Sono impazzita? No. Questo è quello che mi è capitato di leggere qua e là in rete, questa mattina, che poi è una mattina come tante altre.
L’effetto è strano.

Da una parte, amiche, colleghe, stimate professioniste si congratulano per quanto siamo riuscite a fare insieme, in parallelo, nelle nostre vite professionali e personali. Noi, Donne che lavoriamo, che mandiamo avanti la casa, contribuiamo all’equilibrio della famiglia. Femmine ma prima di tutto persone, accomunate dal fatto di essere nate “in rosa”.

Dall’altra, uomini, giovani e no, che scrivono frasi sdolcinate sui wall di questo e quel profilo; parlano dell’importanza della sfera femminile; la mamma non si tocca; salvo poi permettersi di tacciare una donna di essere scema solo perché piacente; di sminuire il valore di una frase fuori luogo e di un movimento, quello contro la violenza sulle donne, dicendo che “esistono altri problemi ben più importanti di cui preoccuparsi”.

Oggi è l’8 marzo, e fondamentalmente a noi di BELLA.it poco importa. La nostra Redazione “di femmine” è al lavoro come sempre, continuerà a farlo. Probabilmente festeggeremo ma forse anche no. Scriveremo e continueremo ad affrontare i temi del mondo in rosa come abbiamo sempre fatto: eventi, interviste, personaggi, momenti di bellezza, televisione… c’è un po’ di tutto, as usual, per affrontare al meglio il nostro venerdì di “passione”.

C’è però un dato che continuiamo a non capire: perché ogni tema che riguardi il mondo in rosa dev’essere tacciato di femminismo? Perché ogni volta che ci congratuliamo con le nostre colleghe dobbiamo passare per sindacaliste del gentil sesso?

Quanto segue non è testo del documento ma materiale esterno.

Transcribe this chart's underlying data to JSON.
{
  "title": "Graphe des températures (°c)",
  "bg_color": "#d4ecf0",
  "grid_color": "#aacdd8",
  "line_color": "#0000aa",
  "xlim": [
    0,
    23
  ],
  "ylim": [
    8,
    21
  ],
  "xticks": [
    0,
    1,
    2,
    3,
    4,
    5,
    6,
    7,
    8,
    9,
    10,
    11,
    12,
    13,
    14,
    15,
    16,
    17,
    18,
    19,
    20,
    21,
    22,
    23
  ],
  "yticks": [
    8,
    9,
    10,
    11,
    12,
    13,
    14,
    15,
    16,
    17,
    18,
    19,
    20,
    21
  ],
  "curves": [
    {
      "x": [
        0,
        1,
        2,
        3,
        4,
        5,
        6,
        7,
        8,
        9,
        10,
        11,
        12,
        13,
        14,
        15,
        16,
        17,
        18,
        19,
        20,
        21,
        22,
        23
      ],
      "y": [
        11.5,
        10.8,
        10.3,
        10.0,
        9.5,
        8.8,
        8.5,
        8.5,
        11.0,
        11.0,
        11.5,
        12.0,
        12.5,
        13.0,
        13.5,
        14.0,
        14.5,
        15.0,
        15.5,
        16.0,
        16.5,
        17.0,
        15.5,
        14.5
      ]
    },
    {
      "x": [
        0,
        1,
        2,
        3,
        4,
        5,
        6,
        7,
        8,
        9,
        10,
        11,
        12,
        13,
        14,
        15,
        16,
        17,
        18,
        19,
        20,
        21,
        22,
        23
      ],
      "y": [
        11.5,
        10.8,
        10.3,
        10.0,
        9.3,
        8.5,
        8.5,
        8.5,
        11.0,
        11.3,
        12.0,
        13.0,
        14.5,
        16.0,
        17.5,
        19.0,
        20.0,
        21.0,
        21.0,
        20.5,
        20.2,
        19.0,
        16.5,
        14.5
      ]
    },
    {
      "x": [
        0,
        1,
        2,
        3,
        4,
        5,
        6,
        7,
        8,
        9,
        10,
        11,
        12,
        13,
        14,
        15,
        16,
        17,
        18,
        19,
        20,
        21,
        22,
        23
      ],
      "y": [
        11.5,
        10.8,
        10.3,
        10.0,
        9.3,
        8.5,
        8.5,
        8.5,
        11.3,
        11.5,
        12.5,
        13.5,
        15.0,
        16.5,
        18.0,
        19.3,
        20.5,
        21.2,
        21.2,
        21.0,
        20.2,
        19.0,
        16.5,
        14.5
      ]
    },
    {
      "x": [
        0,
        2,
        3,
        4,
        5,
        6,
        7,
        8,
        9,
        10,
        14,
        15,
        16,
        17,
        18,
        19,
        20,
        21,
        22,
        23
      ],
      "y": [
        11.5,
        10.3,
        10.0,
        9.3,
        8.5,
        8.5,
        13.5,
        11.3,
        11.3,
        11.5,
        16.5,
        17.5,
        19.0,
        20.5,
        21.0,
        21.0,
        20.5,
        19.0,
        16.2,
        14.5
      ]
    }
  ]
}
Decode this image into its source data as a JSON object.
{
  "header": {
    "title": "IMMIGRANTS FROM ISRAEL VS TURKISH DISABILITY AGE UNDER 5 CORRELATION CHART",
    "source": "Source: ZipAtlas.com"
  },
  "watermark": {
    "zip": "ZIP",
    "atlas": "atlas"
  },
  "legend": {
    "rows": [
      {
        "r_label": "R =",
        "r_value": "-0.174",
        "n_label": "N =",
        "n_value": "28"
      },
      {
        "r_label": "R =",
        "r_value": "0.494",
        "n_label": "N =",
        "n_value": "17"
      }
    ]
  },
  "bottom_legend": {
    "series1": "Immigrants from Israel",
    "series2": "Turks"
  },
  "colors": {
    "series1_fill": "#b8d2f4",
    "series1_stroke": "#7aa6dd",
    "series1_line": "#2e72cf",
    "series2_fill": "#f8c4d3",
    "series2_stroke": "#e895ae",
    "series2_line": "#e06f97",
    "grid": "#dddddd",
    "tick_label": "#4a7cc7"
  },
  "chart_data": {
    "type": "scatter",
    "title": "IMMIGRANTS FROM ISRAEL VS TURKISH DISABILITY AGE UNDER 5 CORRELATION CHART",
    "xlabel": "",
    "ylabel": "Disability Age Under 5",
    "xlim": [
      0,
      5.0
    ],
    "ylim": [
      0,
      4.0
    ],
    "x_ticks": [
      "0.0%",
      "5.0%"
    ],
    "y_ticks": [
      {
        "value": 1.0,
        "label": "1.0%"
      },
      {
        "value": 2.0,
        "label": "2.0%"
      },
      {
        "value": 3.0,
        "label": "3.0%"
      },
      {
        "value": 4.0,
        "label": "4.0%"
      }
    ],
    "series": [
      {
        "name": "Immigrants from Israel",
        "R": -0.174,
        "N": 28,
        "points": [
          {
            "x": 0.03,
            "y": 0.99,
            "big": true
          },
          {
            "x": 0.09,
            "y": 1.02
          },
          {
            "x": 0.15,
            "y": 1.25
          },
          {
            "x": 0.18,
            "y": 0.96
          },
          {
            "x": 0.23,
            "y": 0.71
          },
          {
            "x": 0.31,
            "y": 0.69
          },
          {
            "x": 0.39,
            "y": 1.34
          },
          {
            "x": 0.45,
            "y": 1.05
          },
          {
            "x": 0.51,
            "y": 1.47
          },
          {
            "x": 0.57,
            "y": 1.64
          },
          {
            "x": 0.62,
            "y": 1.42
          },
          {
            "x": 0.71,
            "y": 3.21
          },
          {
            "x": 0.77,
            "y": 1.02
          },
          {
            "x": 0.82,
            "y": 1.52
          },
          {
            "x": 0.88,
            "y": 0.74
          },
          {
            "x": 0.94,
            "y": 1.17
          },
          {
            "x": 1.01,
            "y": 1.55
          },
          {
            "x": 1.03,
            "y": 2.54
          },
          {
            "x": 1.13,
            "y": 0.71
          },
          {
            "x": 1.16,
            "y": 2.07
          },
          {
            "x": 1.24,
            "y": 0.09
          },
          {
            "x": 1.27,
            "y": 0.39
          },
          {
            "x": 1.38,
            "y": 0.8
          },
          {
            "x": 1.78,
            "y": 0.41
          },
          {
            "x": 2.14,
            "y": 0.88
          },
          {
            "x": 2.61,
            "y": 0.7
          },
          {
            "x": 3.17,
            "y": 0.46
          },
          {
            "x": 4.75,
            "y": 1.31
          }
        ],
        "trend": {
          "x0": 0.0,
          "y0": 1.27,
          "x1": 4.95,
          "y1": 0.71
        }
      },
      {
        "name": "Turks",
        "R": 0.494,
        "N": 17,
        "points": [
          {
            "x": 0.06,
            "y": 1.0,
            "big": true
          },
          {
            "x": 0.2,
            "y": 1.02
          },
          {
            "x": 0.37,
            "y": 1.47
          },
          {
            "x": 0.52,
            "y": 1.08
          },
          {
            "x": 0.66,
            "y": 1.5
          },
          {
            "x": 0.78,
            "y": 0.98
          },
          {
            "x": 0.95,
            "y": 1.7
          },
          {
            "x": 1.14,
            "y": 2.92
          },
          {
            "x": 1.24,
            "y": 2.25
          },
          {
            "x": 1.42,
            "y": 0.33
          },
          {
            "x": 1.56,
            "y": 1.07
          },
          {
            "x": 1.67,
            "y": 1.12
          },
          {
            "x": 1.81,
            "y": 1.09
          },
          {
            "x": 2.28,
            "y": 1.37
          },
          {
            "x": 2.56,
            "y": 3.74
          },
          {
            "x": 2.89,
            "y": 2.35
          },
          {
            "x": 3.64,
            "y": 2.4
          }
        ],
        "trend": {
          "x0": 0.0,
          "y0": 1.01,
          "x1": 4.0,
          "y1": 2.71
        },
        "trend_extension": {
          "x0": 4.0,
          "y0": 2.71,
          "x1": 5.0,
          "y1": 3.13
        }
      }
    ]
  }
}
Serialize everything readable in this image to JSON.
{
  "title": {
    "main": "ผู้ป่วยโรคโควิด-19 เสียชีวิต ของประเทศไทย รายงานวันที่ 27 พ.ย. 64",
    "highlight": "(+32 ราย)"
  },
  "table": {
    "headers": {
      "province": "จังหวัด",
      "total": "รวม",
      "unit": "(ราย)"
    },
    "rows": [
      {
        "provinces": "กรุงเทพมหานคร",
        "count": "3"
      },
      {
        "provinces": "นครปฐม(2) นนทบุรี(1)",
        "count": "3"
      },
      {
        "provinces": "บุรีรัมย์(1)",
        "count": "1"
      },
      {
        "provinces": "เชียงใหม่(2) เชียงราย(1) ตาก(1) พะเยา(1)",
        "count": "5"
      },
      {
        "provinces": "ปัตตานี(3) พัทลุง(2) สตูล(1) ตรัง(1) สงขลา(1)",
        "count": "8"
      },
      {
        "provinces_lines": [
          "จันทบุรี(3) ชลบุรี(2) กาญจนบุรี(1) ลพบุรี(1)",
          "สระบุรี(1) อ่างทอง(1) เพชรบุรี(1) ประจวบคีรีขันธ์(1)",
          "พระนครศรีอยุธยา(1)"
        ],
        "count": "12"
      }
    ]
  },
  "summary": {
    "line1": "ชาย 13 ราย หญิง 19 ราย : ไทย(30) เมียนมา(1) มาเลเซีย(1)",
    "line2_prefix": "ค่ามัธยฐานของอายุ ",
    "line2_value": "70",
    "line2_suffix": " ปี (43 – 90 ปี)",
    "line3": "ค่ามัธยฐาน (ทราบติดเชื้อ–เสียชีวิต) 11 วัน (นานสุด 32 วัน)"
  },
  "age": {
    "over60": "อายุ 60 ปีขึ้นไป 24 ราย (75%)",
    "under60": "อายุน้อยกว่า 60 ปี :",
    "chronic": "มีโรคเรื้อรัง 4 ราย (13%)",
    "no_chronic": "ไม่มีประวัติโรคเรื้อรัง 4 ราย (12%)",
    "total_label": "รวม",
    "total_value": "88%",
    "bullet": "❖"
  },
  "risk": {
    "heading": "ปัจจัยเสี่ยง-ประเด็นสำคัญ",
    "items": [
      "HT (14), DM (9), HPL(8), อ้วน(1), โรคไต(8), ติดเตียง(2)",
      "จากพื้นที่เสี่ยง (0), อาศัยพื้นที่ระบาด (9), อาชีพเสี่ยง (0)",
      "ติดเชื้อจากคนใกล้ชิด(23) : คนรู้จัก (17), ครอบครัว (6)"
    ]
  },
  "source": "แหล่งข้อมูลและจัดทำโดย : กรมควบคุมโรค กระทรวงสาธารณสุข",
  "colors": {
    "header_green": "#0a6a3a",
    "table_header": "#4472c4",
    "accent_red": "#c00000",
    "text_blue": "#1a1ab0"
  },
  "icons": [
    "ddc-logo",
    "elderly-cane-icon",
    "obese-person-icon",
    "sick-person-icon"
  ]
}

Care amiche, io non credo che la presa di coscienza del periodo di incomunicabilità con l’Uomo sia riconducibile alle lotte femministe della fine degli anni Sessanta. Proprio no. Il tempo delle rivincite è finito, ora ci stiamo semplicemente limitando a vivere. Si chiama libertà. E se le nostre affermazioni passeranno, per qualcuno, in deliri da boccacce femministe…. ci spiace per loro.

Aggiungendo al mio augurio un tocco di frivolezza, non posso che dire quello che ci canterebbe la buona Sabrina Salerno: Siamo Donne, oltre alle gambe c’è di più.